Je me dirige vers le marché Markale et la rue Vase Miskina, où plusieurs dizaines de personnes ont été tuées par les mortiers lorsqu’elles attendaient le pain et le sel. Les traces en sont encore visibles. les chrétiens font brûler des bougies, les musulmans posent des faire parts encadrés de vert. Il n’y a plus de fleurs dans la ville.
De temps à autre, le courant revenu, une rue ou une fenêtre s’éclaire. Un tramway de couleur rouge pâlie démarre soudain.

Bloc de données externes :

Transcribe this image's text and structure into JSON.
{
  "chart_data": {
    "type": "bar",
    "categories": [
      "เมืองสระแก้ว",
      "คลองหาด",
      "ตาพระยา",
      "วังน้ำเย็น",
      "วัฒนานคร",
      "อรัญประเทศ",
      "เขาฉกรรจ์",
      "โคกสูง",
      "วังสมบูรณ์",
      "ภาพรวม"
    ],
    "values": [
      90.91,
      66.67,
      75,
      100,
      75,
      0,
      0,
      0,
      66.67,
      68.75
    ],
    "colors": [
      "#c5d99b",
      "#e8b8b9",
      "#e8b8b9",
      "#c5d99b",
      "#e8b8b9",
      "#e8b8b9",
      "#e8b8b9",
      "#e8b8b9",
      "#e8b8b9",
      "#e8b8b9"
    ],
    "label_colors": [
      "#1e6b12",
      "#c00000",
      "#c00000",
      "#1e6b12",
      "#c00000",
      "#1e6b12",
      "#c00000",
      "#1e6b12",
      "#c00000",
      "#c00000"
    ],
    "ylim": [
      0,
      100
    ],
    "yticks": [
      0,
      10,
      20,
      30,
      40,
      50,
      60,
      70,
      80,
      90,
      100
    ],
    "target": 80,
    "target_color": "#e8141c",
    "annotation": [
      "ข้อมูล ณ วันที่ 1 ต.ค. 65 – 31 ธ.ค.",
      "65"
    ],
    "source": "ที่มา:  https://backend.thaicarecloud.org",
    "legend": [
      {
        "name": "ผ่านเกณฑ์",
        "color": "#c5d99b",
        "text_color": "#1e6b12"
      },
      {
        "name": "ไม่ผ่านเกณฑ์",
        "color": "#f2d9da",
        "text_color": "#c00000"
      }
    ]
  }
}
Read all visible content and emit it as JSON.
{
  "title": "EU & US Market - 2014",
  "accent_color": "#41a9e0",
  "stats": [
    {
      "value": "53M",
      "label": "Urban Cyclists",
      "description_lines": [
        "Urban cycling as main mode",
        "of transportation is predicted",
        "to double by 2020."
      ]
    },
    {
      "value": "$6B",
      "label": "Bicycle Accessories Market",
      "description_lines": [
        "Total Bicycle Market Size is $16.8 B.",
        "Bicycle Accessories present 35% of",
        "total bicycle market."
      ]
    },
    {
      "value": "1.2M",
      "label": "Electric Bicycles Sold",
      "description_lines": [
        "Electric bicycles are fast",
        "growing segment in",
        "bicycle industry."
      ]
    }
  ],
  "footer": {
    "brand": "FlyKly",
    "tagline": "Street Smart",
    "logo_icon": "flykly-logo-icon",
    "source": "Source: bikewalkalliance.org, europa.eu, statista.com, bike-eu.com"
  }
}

J’y monte sans payer mon billet : les "services publics" sont en effet devenus gratuits. Un "communisme de guerre" ? Il y a longtemps déjà, j’ai vu que le communisme engendre la misère, maintenant je me rends compte que la misère elle aussi engendre le communisme, meilleur peut-être que celui que nous avons connu. Le prix à payer est, certes élevé. Deux ou trois arrêts plus loin le courant est de nouveau coupé : du "tramway nommé désir" (c’est ainsi qu’on l’appelle), seul le reste le désir.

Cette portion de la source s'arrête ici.